А теперь я снова вернусь к тому вечеру, когда мы с Герцогом заявились домой. Ну и обрадовались же мои домашние! Даже жена нашла пони симпатичным и добавила: «Ну и везет же тебе, Мариу Титу». Дети ласкали пони и совали ему кусочки сахара. Они натаскали соломы и устроили ему подстилку в углу нашего вагончика на колесах. Томаш, старая кляча, которая возила в то время наш фургон, била хвостом и ржала: она завидовала маленькому пони, которого так балуют.

Но я купил пони не для забавы. Мне хотелось сделать из него артиста, и я стал его дрессировать. Ну и намучились мы с ним поначалу! Многие считают лошадей самыми умными среди животных. Может, потому, что у них красивая, благородная осанка и хорошая память. Ведь у лошадей такое тонкое чутье, что стоит им однажды где-нибудь пройти, и они этого места вовек не забудут. Но сколько же нужно терпения, чтобы научить чему-то лошадь! А сколько сахару! Терпения у меня тогда хватало, но годы берут свое, а если у тебя к тому же и денег нет, то что это за жизнь!

Пока я учил Герцога, у меня в руках всегда был кнут, но пользовался я им редко. Битьем от животных мало чего добьешься. Они делаются пугливые и упрямые. Тут они, как дети. Честно говоря, иной раз у меня руки так и чесались отлупить Герцога. Бьешься, бьешься с ним часами, а толку никакого. Я тогда придумывал для него разные трюки: учил решать примеры на сложение, вычитание и умножение, подниматься на задние ноги по команде: «Герцог, поприветствуй уважаемую публику», танцевать под аккордеон. Был у него и «коронный номер» — он подымал с земли зубами кружку с пивом и залпом ее выпивал.

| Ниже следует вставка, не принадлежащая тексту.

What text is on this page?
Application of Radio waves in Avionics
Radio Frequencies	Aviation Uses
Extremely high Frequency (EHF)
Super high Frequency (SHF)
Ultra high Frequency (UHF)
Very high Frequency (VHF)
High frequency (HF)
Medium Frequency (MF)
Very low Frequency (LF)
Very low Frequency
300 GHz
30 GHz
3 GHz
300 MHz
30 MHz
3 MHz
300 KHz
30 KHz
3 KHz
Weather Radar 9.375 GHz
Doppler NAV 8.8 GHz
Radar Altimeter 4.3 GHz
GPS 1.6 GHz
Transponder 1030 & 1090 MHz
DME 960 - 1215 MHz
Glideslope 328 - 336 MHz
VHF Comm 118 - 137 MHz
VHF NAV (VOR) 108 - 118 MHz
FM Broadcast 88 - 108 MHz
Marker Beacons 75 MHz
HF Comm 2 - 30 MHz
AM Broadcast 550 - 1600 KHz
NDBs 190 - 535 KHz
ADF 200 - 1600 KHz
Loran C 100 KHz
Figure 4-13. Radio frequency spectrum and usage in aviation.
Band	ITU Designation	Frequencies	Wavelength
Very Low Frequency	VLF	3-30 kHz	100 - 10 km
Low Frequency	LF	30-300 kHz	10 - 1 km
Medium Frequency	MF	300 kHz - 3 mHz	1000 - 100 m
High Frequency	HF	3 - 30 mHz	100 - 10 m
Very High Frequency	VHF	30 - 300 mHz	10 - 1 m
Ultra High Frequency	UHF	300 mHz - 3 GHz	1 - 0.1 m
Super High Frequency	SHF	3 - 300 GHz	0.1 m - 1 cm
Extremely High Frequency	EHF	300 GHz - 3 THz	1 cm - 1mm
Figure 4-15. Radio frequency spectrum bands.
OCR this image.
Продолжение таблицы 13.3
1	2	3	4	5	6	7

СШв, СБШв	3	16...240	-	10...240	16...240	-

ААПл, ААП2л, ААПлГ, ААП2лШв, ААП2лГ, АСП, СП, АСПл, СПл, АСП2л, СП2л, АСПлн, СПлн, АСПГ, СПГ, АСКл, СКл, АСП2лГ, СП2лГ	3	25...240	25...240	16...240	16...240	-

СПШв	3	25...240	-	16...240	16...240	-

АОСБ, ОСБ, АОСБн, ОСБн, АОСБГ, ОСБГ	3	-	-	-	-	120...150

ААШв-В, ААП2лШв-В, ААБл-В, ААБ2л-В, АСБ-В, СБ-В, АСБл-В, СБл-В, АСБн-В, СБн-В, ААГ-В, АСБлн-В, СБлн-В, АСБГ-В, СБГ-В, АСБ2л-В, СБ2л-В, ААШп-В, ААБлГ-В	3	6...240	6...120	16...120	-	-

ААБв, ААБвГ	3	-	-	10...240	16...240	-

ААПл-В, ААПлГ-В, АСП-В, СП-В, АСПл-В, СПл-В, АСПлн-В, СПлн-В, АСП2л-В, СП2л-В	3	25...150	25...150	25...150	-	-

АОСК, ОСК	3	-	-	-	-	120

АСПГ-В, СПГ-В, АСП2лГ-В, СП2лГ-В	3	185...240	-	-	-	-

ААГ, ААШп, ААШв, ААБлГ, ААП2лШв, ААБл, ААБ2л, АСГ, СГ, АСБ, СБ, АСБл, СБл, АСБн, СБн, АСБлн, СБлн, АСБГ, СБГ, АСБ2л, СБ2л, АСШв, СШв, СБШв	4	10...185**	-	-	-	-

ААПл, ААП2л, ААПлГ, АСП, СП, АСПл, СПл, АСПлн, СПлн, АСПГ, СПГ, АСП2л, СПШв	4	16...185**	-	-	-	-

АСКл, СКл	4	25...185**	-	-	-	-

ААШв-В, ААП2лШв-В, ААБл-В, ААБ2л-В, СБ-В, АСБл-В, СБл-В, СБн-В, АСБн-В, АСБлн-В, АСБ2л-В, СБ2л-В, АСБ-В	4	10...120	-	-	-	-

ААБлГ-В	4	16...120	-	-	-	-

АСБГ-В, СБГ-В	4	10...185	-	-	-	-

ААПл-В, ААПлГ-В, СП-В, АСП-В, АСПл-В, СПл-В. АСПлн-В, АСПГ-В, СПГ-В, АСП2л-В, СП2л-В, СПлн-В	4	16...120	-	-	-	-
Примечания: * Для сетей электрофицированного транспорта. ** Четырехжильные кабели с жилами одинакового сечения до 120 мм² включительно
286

Быстрее всего Герцог научился по моему сигналу поднимать передние ноги: я щелкал кнутом о землю и подносил его горизонтально к груди пони. Потом он освоил решение примеров. Я задавал вопрос, а Герцог отбивал ответ копытом. Ясное дело, лошади не умеют считать, это только особый трюк, но публика верит.

Я купил книжку про животных и прочел там, что зрение у лошади намного острее, чем у человека. И вот что пришло мне в голову: как только Герцог отобьет нужное число раз, я чуть-чуть наклоняю голову. Совсем чуть-чуть, чтобы публика не заметила. Но раз у лошадей хорошее зрение — все будет, как надо.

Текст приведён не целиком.